Doctor Spectrum #1
by Sara "Samm" Barnes, Travel Foreman & John Dell
Sara Barnes is a 'protogé' of Supreme Pawer writer J. Michael Straczynski, having been a writer and producer on the television series Jeremiah. As such, she gets the nod to write this spin-off, focusing on the origin of the titular Green Lantern analogue. It's a good story, well-told even if dipping too much into cliché (abusive childhood, war hero, bad relationships); I'm just not sure if it's going to add anything to the overall story. I've don't recall encountering the art of Travel Foreman before; it's rather good, at least as inked by veteran Dell and colored ably by Studio F. I see a bit of Trevor Hairsine and John Cassady, and it's close enough to Gary Frank's work on the main title so as to seem like it belongs.
Rating: 3 (of 5)
Strange Killings: Strong Medicine #1-3
by Warren Ellis & Mike Wolfer
While racial tensions run high in London, one-man super-operative William Gravel is blackmailed into investigating the ritual murder of a black boy.

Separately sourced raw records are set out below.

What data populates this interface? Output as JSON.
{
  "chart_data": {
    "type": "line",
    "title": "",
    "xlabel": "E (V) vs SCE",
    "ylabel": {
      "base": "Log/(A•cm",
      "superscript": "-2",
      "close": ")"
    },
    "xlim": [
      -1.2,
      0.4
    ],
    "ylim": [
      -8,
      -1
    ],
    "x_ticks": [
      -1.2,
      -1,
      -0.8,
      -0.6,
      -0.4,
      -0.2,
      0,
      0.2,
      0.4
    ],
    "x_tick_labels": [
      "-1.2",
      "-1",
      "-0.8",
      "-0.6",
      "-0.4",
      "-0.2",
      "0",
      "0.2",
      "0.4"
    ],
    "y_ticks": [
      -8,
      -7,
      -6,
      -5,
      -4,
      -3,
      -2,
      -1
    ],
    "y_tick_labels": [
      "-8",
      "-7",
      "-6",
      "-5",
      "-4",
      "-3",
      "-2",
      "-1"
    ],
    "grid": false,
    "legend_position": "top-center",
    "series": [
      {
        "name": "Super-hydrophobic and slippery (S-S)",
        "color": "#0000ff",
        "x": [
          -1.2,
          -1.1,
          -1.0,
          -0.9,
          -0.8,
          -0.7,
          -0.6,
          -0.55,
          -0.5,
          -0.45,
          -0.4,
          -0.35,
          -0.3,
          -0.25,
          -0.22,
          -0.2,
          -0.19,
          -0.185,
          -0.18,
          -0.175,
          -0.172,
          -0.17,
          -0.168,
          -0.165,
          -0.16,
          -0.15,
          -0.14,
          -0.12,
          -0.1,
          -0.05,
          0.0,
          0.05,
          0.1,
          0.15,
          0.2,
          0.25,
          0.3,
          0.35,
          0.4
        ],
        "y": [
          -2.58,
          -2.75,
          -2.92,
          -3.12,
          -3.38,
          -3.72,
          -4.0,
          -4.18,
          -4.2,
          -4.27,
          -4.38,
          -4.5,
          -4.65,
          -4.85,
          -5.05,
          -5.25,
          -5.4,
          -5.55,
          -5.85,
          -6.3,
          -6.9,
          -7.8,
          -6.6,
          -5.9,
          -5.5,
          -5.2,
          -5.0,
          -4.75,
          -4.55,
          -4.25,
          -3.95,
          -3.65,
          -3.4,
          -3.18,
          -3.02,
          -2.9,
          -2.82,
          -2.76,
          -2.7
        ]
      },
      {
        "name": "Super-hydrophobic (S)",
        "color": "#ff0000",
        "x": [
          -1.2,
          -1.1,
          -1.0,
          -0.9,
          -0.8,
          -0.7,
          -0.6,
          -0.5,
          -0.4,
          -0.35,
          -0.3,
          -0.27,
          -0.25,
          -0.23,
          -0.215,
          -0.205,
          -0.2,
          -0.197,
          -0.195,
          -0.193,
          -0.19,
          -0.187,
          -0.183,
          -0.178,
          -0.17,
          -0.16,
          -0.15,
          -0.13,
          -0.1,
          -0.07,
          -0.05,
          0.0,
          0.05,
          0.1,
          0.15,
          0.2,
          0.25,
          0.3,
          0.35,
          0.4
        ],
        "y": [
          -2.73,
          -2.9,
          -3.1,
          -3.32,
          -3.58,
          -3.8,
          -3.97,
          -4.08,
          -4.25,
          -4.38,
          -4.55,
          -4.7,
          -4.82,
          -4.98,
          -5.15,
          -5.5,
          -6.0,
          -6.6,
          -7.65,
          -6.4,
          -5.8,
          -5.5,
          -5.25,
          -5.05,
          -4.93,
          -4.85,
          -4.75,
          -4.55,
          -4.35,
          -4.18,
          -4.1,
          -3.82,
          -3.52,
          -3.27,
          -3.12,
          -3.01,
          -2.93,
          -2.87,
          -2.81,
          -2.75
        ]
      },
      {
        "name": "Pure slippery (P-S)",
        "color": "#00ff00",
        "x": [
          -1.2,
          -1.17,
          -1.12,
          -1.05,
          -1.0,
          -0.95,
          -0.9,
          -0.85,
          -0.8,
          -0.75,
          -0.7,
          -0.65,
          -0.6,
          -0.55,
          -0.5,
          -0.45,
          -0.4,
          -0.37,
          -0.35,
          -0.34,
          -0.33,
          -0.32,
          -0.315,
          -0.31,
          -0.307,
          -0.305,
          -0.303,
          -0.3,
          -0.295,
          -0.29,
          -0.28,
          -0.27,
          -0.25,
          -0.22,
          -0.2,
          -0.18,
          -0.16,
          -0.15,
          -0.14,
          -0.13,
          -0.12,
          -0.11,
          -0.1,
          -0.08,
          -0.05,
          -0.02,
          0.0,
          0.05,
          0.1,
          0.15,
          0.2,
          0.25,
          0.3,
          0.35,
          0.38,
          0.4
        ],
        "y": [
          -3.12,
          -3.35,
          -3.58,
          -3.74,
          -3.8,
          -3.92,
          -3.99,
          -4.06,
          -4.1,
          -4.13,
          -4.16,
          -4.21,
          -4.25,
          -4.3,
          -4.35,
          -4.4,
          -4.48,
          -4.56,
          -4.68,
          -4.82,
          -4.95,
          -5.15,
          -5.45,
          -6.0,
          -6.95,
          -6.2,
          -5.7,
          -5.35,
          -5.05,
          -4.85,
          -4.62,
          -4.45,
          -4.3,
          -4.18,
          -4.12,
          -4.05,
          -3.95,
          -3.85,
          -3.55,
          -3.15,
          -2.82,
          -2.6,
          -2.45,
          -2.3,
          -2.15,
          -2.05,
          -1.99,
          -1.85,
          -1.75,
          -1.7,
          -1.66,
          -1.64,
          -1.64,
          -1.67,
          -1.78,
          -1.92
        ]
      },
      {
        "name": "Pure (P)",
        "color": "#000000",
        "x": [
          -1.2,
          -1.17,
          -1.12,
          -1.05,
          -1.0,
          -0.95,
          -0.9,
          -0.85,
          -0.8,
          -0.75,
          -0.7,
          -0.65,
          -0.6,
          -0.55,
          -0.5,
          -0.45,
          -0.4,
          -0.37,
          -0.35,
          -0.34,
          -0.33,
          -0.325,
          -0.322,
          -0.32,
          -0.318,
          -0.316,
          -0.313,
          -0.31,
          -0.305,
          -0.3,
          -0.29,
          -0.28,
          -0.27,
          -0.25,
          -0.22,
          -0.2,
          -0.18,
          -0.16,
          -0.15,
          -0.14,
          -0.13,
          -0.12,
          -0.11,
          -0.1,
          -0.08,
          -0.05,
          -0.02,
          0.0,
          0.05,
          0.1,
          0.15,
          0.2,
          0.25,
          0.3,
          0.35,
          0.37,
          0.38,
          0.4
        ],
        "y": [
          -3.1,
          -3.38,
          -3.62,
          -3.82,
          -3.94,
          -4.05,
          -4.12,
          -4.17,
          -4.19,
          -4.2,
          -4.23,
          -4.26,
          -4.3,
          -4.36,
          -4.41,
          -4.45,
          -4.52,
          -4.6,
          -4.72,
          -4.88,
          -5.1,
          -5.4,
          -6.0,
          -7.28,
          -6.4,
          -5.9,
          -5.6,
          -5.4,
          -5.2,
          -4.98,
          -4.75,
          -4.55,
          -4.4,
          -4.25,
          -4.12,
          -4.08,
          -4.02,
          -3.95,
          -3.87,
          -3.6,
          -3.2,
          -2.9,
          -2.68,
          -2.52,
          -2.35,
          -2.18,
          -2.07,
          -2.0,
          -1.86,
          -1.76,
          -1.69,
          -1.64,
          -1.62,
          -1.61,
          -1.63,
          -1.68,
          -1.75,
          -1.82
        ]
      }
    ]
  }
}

Much violence ensues. Ellis gets to get this sort of stuff out of his system in his Avatar comics, and Wolfer does a good job with the art--the pacing, in particualr, is wonderful in this story. But in the end the story is hollow, being about nothing other than itself.
Rating: 2.5 (of 5)
Ex Machina #3
by Brian K. Baughan, Tony Harris & Tom Feister
There was a time when I didn't much care for Vaughan's work, which is why I skipped picking up Y when it first came out. But after hearing so many good things about it, I'm now reading Y in trades. Now with Ex Machina I'm in on the ground floor and I'm not waiting for the trade--I have to read every issue as it comes out. It's that damn good. I'll even put up with the advertisements interrupting Harris & Feister's gorgeous artwork every couple of pages. The plot continues to thicken, and even though it's moving along at a decompressed pace, it manages to maintain my interest and even (gasp!) rewards rereading. This is easily the fourth best book that DC is currently publishing, maybe even the third.
Rating: 4 (of 5)
Cosmic Guard #1
by Jim Starlin
On a rooftop of a city an orphaned boy contemplates suicide, while light years away a great protector watches helplessly as the last remnants of his civilization falls to an unstopable invading army. Of course these two events will become intertwined, in a way that won't be surprising to anyone who has glanced at the cover. Like many, I became entranced by Starlin's work in the 70's and 80's, mind-bending cosmic science fantasy like Dreadstar. Starlin's later work has been disappointing, and it remains to be seen if he can recapture the magic with this new series, but I'm hopeful. Starlin remains the consummate craftsman, especially in his storytelling skills: take away all the captions, make the dialogue of the aliens be in some unearthly language, and you could still easily tell what's going on in this story. (In fact, Starlin overwrites the captions--he should let his art speak on its own more.)
Rating: 3.5 (of 5)
by Jim Krueger, Sanford Greene & Greg Adams
In issue #1, we learn all about Heath Robertson's crappy life as an inner city teenager, and then at the end he is whisked away, forcibly recuited into an interstellar organization known as Galactic. In issue #2, we learn the history of evil in the universe and of Galactic's self-imposed mission to eradicate evil, by either redeeming it or destroying it. Which with two issues gone in a three-issue miniseries leaves very little space for the plot, action, and deeper examination of the philosophical issues raised. Had Krueger shortened his set-up and compressed it to one issue this probably would have worked better, but as presented there is not enough room for the execution of what could have been some intriguing ideas.